Впрочем, все снарры склонили головы, и я последовала их примеру. Жаль, передышка была недолгой. Император говорил приветственную речь на снартарилле, и на меня обрушивалась двойная пытка — его видом и голосом. После чего мантия прошуршала совсем близко, и он занял соседнее кресло-трон. Левая рука с изумрудным перстнем легла на подлокотник рядом с моей правой, вызывая немедленное желание отодвинуться...и в то же время отнимая саму способность к движению. Ноги стали ватными, внутри поднимались и лопались пузырьки веселящего напитка. Спроси кто, о чем уже пять минут говорит верховная жрица Смея, не смогла бы повторить ни слова.

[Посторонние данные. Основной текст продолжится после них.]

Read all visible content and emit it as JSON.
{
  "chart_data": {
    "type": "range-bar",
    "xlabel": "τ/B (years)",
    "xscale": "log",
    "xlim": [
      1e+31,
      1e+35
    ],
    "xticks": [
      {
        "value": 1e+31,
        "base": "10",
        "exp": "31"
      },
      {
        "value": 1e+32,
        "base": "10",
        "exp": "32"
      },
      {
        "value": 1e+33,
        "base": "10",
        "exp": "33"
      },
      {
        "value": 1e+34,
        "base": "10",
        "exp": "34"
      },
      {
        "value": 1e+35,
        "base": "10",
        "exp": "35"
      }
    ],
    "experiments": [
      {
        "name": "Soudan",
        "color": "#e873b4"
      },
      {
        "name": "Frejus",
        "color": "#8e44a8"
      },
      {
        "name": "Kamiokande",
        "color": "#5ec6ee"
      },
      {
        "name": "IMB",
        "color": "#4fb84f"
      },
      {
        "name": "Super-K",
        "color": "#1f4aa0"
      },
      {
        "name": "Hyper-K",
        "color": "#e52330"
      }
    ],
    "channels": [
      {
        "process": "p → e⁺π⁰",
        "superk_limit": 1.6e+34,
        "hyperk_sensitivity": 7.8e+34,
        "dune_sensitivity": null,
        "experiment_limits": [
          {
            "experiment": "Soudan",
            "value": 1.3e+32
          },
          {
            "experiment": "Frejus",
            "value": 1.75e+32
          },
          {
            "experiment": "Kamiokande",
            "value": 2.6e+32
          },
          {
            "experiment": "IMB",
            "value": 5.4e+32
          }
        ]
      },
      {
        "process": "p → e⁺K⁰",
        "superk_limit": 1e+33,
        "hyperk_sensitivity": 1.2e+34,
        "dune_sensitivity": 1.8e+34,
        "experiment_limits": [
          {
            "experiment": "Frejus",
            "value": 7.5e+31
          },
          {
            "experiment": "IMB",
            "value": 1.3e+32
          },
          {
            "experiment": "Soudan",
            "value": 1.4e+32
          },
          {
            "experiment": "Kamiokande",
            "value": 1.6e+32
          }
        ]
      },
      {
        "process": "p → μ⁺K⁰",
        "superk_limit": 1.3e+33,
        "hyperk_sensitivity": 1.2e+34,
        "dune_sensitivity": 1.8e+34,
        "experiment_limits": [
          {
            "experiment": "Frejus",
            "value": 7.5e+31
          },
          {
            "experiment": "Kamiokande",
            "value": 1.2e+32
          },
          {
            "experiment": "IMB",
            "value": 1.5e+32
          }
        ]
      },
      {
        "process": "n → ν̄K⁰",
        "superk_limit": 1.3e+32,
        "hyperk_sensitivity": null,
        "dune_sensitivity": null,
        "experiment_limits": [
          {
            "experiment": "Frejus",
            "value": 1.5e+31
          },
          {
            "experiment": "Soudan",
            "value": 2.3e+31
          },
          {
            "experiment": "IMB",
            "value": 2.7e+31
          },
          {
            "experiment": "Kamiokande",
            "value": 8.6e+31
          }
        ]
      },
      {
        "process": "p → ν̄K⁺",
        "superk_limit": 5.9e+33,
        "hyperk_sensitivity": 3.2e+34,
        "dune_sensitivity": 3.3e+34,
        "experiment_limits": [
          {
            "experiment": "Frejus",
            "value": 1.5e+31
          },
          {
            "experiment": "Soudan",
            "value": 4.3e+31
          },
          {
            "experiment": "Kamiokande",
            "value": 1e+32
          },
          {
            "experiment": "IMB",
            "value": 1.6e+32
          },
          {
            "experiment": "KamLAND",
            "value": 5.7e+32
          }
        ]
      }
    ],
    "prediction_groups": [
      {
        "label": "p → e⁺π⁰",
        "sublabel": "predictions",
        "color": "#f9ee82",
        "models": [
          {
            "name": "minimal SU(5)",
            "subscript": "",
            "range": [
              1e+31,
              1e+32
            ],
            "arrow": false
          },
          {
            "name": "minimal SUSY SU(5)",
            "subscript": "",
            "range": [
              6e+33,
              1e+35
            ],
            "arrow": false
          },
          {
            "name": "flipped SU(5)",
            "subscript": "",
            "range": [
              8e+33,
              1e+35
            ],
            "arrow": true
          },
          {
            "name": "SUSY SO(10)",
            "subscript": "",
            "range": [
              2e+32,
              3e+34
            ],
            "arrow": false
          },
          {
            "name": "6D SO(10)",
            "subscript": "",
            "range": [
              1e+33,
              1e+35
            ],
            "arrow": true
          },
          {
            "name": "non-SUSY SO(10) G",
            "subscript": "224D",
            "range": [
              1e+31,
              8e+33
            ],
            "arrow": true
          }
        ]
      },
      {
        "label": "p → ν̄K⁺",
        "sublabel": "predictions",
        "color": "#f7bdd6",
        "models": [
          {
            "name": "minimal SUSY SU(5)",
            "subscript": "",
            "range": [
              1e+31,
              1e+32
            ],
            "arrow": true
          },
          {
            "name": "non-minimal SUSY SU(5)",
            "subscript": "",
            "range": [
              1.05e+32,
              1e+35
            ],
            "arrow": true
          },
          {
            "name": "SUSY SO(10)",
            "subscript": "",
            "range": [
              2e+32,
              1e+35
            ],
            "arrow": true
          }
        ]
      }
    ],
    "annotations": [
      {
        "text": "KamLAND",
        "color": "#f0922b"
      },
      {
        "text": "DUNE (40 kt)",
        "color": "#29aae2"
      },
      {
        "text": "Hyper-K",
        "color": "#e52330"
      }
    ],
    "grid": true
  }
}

И тут меня словно ужалило — его ладонь накрыла мою. Перед глазами поплыло, жар стучал в голове, сердце и во всем беспомощном теле. Кузнечным молотом.
Пусть он это прекратит!
Но жрица затянула молитву солнцу, эльфы откликнулись слаженным хором, а Феликс не только не отпустил, но и переплел мои пальцы со своими. Гхаррр...
Только разозлившись на себя, я смогла вернуть голос. Что бы это ни было — игра на публику во имя прикрытия, его прихоть или изощренное наказание, я не должна поддаваться чувствам. Не имею права!

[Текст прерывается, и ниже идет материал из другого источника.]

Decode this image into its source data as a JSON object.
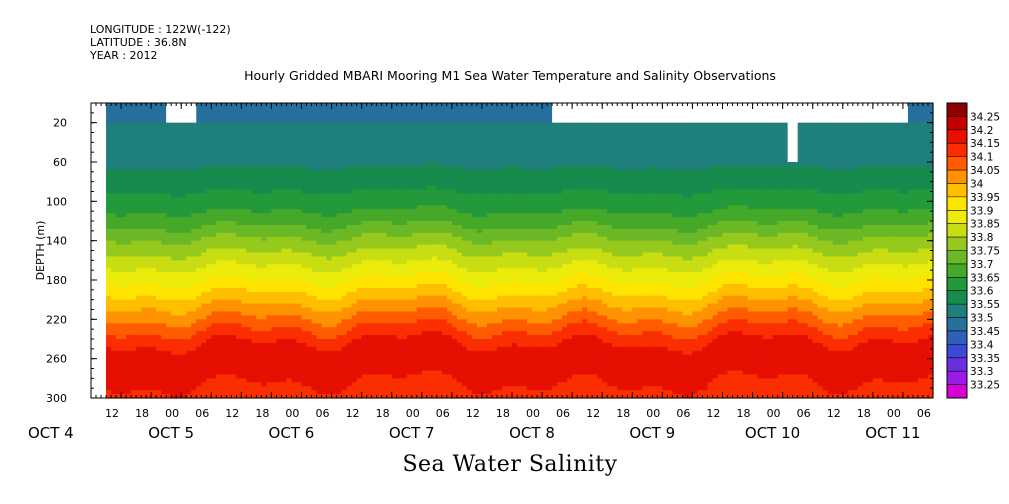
{
  "header": {
    "longitude": "LONGITUDE : 122W(-122)",
    "latitude": "LATITUDE : 36.8N",
    "year": "YEAR : 2012"
  },
  "chart_data": {
    "type": "heatmap",
    "title": "Hourly Gridded MBARI Mooring M1 Sea Water Temperature and Salinity Observations",
    "subtitle": "Sea Water Salinity",
    "ylabel": "DEPTH (m)",
    "xlabel": "",
    "ylim": [
      300,
      0
    ],
    "y_ticks": [
      20,
      60,
      100,
      140,
      180,
      220,
      260,
      300
    ],
    "x_hour_labels": [
      "12",
      "18",
      "00",
      "06",
      "12",
      "18",
      "00",
      "06",
      "12",
      "18",
      "00",
      "06",
      "12",
      "18",
      "00",
      "06",
      "12",
      "18",
      "00",
      "06",
      "12",
      "18",
      "00",
      "06",
      "12",
      "18",
      "00",
      "06"
    ],
    "x_day_labels": [
      "OCT  4",
      "OCT  5",
      "OCT  6",
      "OCT  7",
      "OCT  8",
      "OCT  9",
      "OCT 10",
      "OCT 11"
    ],
    "x_start": "2012-10-04T12:00",
    "x_end": "2012-10-11T12:00",
    "data_start": "2012-10-04T15:00",
    "colorbar": {
      "levels": [
        33.25,
        33.3,
        33.35,
        33.4,
        33.45,
        33.5,
        33.55,
        33.6,
        33.65,
        33.7,
        33.75,
        33.8,
        33.85,
        33.9,
        33.95,
        34,
        34.05,
        34.1,
        34.15,
        34.2,
        34.25
      ],
      "labels": [
        "34.25",
        "34.2",
        "34.15",
        "34.1",
        "34.05",
        "34",
        "33.95",
        "33.9",
        "33.85",
        "33.8",
        "33.75",
        "33.7",
        "33.65",
        "33.6",
        "33.55",
        "33.5",
        "33.45",
        "33.4",
        "33.35",
        "33.3",
        "33.25"
      ],
      "colors": [
        "#d600d6",
        "#9a1ae6",
        "#6a30e0",
        "#3c48d8",
        "#2f5fb8",
        "#276f9c",
        "#1f7f7a",
        "#178a4e",
        "#22993a",
        "#45a829",
        "#6ab826",
        "#96c91d",
        "#c8de12",
        "#ecec0c",
        "#ffe400",
        "#ffbe00",
        "#ff9200",
        "#ff5c00",
        "#fa2e00",
        "#e60f00",
        "#c40000",
        "#8b0000"
      ]
    },
    "profile": {
      "depth": [
        0,
        20,
        40,
        60,
        80,
        100,
        120,
        140,
        160,
        180,
        200,
        220,
        240,
        260,
        280,
        300
      ],
      "salinity": [
        33.47,
        33.5,
        33.52,
        33.54,
        33.58,
        33.62,
        33.68,
        33.76,
        33.83,
        33.9,
        33.98,
        34.06,
        34.14,
        34.2,
        34.16,
        34.12
      ]
    },
    "missing": [
      {
        "t_start": "2012-10-05T03:00",
        "t_end": "2012-10-05T09:00",
        "depth_top": 0,
        "depth_bottom": 20
      },
      {
        "t_start": "2012-10-08T08:00",
        "t_end": "2012-10-11T07:00",
        "depth_top": 0,
        "depth_bottom": 20
      },
      {
        "t_start": "2012-10-10T07:00",
        "t_end": "2012-10-10T09:00",
        "depth_top": 0,
        "depth_bottom": 60
      }
    ]
  }
}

«Клянусь ждать тебя у ворот Весны, не терять веры в твое возвращение на небесный трон...» Молитва предназначалась богу Солнца, но в сердце откликнулся образ снарра и его собственное возвращение. Так некстати символичным показалось и мое имя, «рожденная зимой». Вспомнилась и наша разлука, и то, как я ждала. Была уверена в его смерти и все равно ждала... чуда?
Дана как-то говорила, что у меня некий синдром, проявляющийся у жертвы к похитителю. «Действие крови давно прошло, чем еще объяснить твою депрессию?» - подруга разводила руками, а ее супруг одобрительно кивал.
«Если на минуту предположить, что вы правы, то как мне бороться?»
«Он мертв, все позади». - помню, как эти слова, призванные успокоить, произвели эффект приговора.
И вот он жив, и мое сердце оттаяло. Выбивало бешеный ритм весны, жизни, но ради чего? Сегодня же напишу Дане — пусть пришлет, как бороться с ее «синдромом», потому что собственных сил отчаянно не хватает.
Затуманенный разум все меньше видит опасности в императоре, тепло его руки словно щит, ограждающий от завистливых и любопытных.
До чего долгая церемония, да простит меня Солнце. Скосив на снарра быстрый взгляд, я столкнулась с его — как будто мы снова связаны одной кровью и одной волей. Прикусила губу, пряча улыбку, и почувствовала, как он чуть сильнее сжал мою руку. Жест поддержки?
Согласно этикету, император покинул зал первым. И отчего-то захватил меня с собой. Или это тоже предписано этикетом? За время телепортации дурман развеялся, подняла голову обида — он игнорировал меня целых десять дней! Благоразумие топталось на вторых ролях и пыталось привлечь к себе внимание — как-никак, моя цель — как можно меньше поддаваться эмоциям.